Neil Jordan’s The Brave One positions Jodie Foster, finally, as the butch badass we’ve always known waited within her. He goes so far as to let us watch her transformation from a blithely happy woman in love to shattered gunslinger, and Foster, for her part, plays it well. She looks so natural blowing away kids on the subway.

I may be able to deliver some vague praise for Foster, but I can only shake my head at the film around it. What exactly are Neil Jordan’s intentions with this grimly hilarious revenge picture? That’s right, it’s a comedy. Unintentional to be sure, but when a film commits the twin offenses of being silly and high-minded, laughter is the only recourse. Every deep cackle this movie provoked was like one of the bullets from Jodie Foster’s gun, aimed straight back at Jordan’s efforts.

Don’t mistake The Brave One for a female revenge movie. This isn’t Jordan’s version of Ms. 45 or I Spit On Your Grave. He’s actually entered a genre much less publicized: urban revenge.

New York City is really the entity out for justice. It smacks Foster’s complacent character around for daring to believe that her city is really as nice and safe as she believes. At times, I also felt that Jordan was hoping to slap the audience that pines for the good old days when New York was a battlefield, the playground of The Warriors and Death Wish, not The Nanny Diaries.

As Erica Bain, Foster wanders the city with a microphone and recorder, capturing the sounds of a disappearing landscape. On her radio show she spouts wordy, insipid eulogies for the old New York. Away from work, however, she’s thrilled for the future, which includes a marriage to fiancée Naveen Andrews.

But you can’t mourn New York’s ugly bygone years embrace the peaceful future at the same time. Not according to Bruce and Roderick Taylor’s script, anyway. So, on a late walk through Central Park Erica and her fiancée are set upon by Hispanic thugs. She’s beaten within an inch of her life, he’s killed and their dog is stolen. New York has its revenge.

The rest of the film is like an absurdly strung out third act with a finale that is both hollow and exceptionally dumb. Foster gets a gun, apparently learns to use it between firing her second and third shots and heads straight into the state of mind that has Bernie Goetz as governor. Killing number one is arguably justified but followed by a string of gunshots that are purely criminal, all part of the breakdown instigated by the attack in Central Park.

Before she learns to kill, that breakdown shuts Erica out of the city. Her home, once welcoming, looks shadowed and terrfying. She can barely leave the house.

The gun changes everything. She can’t tolerate the handgun purchase waiting period, so she buys one off the street. With her hand weighed down by the steel, she feels safe. "I walk the streets at night now," the voiceover says, "and I see things I’ve never seen before." That’s lovely. Translation: Erica never knew her city, the real city, before she had the gun.

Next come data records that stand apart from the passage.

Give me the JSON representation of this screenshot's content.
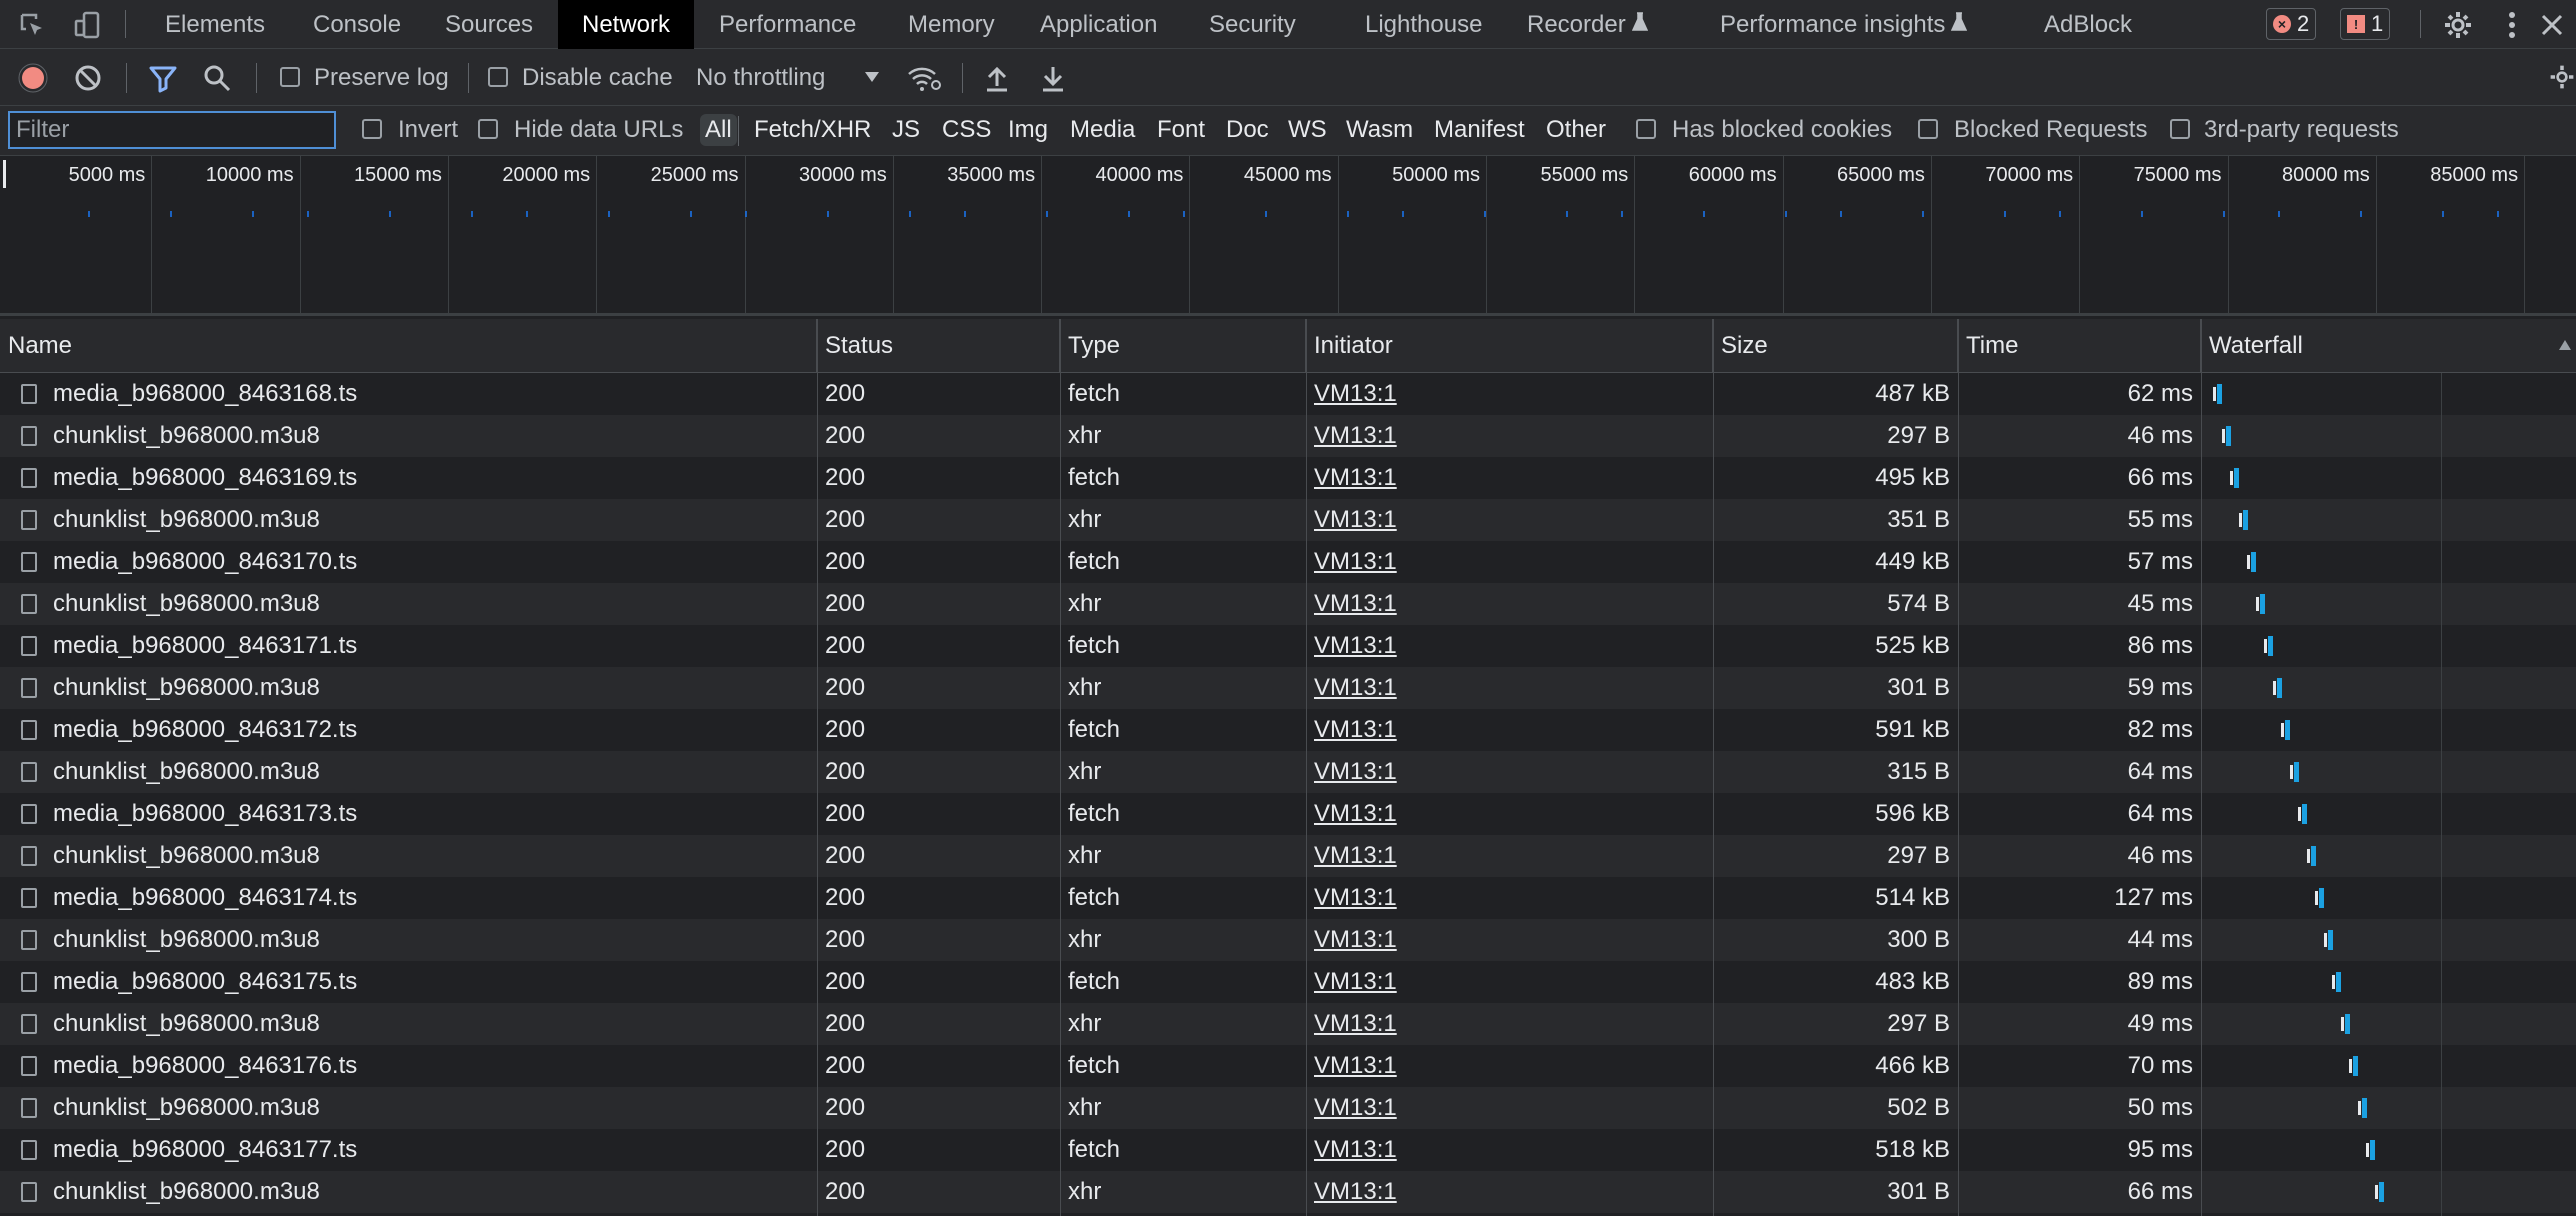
{
  "tabs": [
    {
      "label": "Elements",
      "active": false
    },
    {
      "label": "Console",
      "active": false
    },
    {
      "label": "Sources",
      "active": false
    },
    {
      "label": "Network",
      "active": true
    },
    {
      "label": "Performance",
      "active": false
    },
    {
      "label": "Memory",
      "active": false
    },
    {
      "label": "Application",
      "active": false
    },
    {
      "label": "Security",
      "active": false
    },
    {
      "label": "Lighthouse",
      "active": false
    },
    {
      "label": "Recorder",
      "active": false,
      "experimental": true
    },
    {
      "label": "Performance insights",
      "active": false,
      "experimental": true
    },
    {
      "label": "AdBlock",
      "active": false
    }
  ],
  "badges": {
    "errors": "2",
    "issues": "1"
  },
  "toolbar": {
    "preserve_log": "Preserve log",
    "disable_cache": "Disable cache",
    "throttling": "No throttling"
  },
  "filter": {
    "placeholder": "Filter",
    "invert": "Invert",
    "hide_data_urls": "Hide data URLs",
    "types": [
      "All",
      "Fetch/XHR",
      "JS",
      "CSS",
      "Img",
      "Media",
      "Font",
      "Doc",
      "WS",
      "Wasm",
      "Manifest",
      "Other"
    ],
    "active_type": "All",
    "has_blocked_cookies": "Has blocked cookies",
    "blocked_requests": "Blocked Requests",
    "third_party": "3rd-party requests"
  },
  "overview": {
    "ticks": [
      "5000 ms",
      "10000 ms",
      "15000 ms",
      "20000 ms",
      "25000 ms",
      "30000 ms",
      "35000 ms",
      "40000 ms",
      "45000 ms",
      "50000 ms",
      "55000 ms",
      "60000 ms",
      "65000 ms",
      "70000 ms",
      "75000 ms",
      "80000 ms",
      "85000 ms"
    ]
  },
  "columns": {
    "name": "Name",
    "status": "Status",
    "type": "Type",
    "initiator": "Initiator",
    "size": "Size",
    "time": "Time",
    "waterfall": "Waterfall"
  },
  "requests": [
    {
      "name": "media_b968000_8463168.ts",
      "status": "200",
      "type": "fetch",
      "initiator": "VM13:1",
      "size": "487 kB",
      "time": "62 ms"
    },
    {
      "name": "chunklist_b968000.m3u8",
      "status": "200",
      "type": "xhr",
      "initiator": "VM13:1",
      "size": "297 B",
      "time": "46 ms"
    },
    {
      "name": "media_b968000_8463169.ts",
      "status": "200",
      "type": "fetch",
      "initiator": "VM13:1",
      "size": "495 kB",
      "time": "66 ms"
    },
    {
      "name": "chunklist_b968000.m3u8",
      "status": "200",
      "type": "xhr",
      "initiator": "VM13:1",
      "size": "351 B",
      "time": "55 ms"
    },
    {
      "name": "media_b968000_8463170.ts",
      "status": "200",
      "type": "fetch",
      "initiator": "VM13:1",
      "size": "449 kB",
      "time": "57 ms"
    },
    {
      "name": "chunklist_b968000.m3u8",
      "status": "200",
      "type": "xhr",
      "initiator": "VM13:1",
      "size": "574 B",
      "time": "45 ms"
    },
    {
      "name": "media_b968000_8463171.ts",
      "status": "200",
      "type": "fetch",
      "initiator": "VM13:1",
      "size": "525 kB",
      "time": "86 ms"
    },
    {
      "name": "chunklist_b968000.m3u8",
      "status": "200",
      "type": "xhr",
      "initiator": "VM13:1",
      "size": "301 B",
      "time": "59 ms"
    },
    {
      "name": "media_b968000_8463172.ts",
      "status": "200",
      "type": "fetch",
      "initiator": "VM13:1",
      "size": "591 kB",
      "time": "82 ms"
    },
    {
      "name": "chunklist_b968000.m3u8",
      "status": "200",
      "type": "xhr",
      "initiator": "VM13:1",
      "size": "315 B",
      "time": "64 ms"
    },
    {
      "name": "media_b968000_8463173.ts",
      "status": "200",
      "type": "fetch",
      "initiator": "VM13:1",
      "size": "596 kB",
      "time": "64 ms"
    },
    {
      "name": "chunklist_b968000.m3u8",
      "status": "200",
      "type": "xhr",
      "initiator": "VM13:1",
      "size": "297 B",
      "time": "46 ms"
    },
    {
      "name": "media_b968000_8463174.ts",
      "status": "200",
      "type": "fetch",
      "initiator": "VM13:1",
      "size": "514 kB",
      "time": "127 ms"
    },
    {
      "name": "chunklist_b968000.m3u8",
      "status": "200",
      "type": "xhr",
      "initiator": "VM13:1",
      "size": "300 B",
      "time": "44 ms"
    },
    {
      "name": "media_b968000_8463175.ts",
      "status": "200",
      "type": "fetch",
      "initiator": "VM13:1",
      "size": "483 kB",
      "time": "89 ms"
    },
    {
      "name": "chunklist_b968000.m3u8",
      "status": "200",
      "type": "xhr",
      "initiator": "VM13:1",
      "size": "297 B",
      "time": "49 ms"
    },
    {
      "name": "media_b968000_8463176.ts",
      "status": "200",
      "type": "fetch",
      "initiator": "VM13:1",
      "size": "466 kB",
      "time": "70 ms"
    },
    {
      "name": "chunklist_b968000.m3u8",
      "status": "200",
      "type": "xhr",
      "initiator": "VM13:1",
      "size": "502 B",
      "time": "50 ms"
    },
    {
      "name": "media_b968000_8463177.ts",
      "status": "200",
      "type": "fetch",
      "initiator": "VM13:1",
      "size": "518 kB",
      "time": "95 ms"
    },
    {
      "name": "chunklist_b968000.m3u8",
      "status": "200",
      "type": "xhr",
      "initiator": "VM13:1",
      "size": "301 B",
      "time": "66 ms"
    }
  ],
  "colors": {
    "record": "#f28b82",
    "accent": "#8ab4f8",
    "waterfall_receive": "#1ba1e2",
    "badge_error": "#f28b82"
  }
}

It’s also wildly funny thanks to Foster’s uber-serious delivery. She could be reading indictments at Nuremburg, her voice is so cold and, grr!, determined! Also wonderfully comic are the aftereffects of Erica shooting a would-be pimp through his windshield and every interaction she has with Mercer, the detective investigating the string of unsolved shootings suddenly plaguing Manhattan. The tone shift created by unintentional laughter is damaging like a pipe bomb on a bus, and the aftereffects get worse as the film tries to take itself seriously despite howls from the audience.

Jordan manages to make Terrence Howard, as Mercer, utterly ineffectual, even weak. He focuses on the actor’s combination of soft-spoken nature and steely eyes, but I never bought him, not even for a dollar. Mercer and Erica develop a sort of relationship, and he suspects her for the shooter early on. Can he really not prove his suspicions, or does he just want to fuck Erica? Does he want to rail her while proving his case? He doesn’t manage to make me care either way.

This concoction is difficult to swallow at every turn, but there are moments that bring light to the background. Nikky Katt stands out as a detective partnered with Howard. Often relegated to cheap comedy relief, Katt goes beyond the jester stereotype. With gang tattoos on his neck and madly cropped hair, he implies a backstory of violence and reform before a word is spoken.

The Brave One finally delivers the promised revenge but implicates Mercer, in a bit of scriptwriting that wouldn’t pass muster in a special needs workshop. It’s the most shallow, poorly written ending you’re going to see in an ‘important’ studio picture this year. I promise that. It also stands against swathes of social values. Trying to legitimize a sub-genre that is inherently irrational, Jordan has only legitimized mindless vigilantism because a pretty white girl was victimized. See it with your entire neighborhood militia.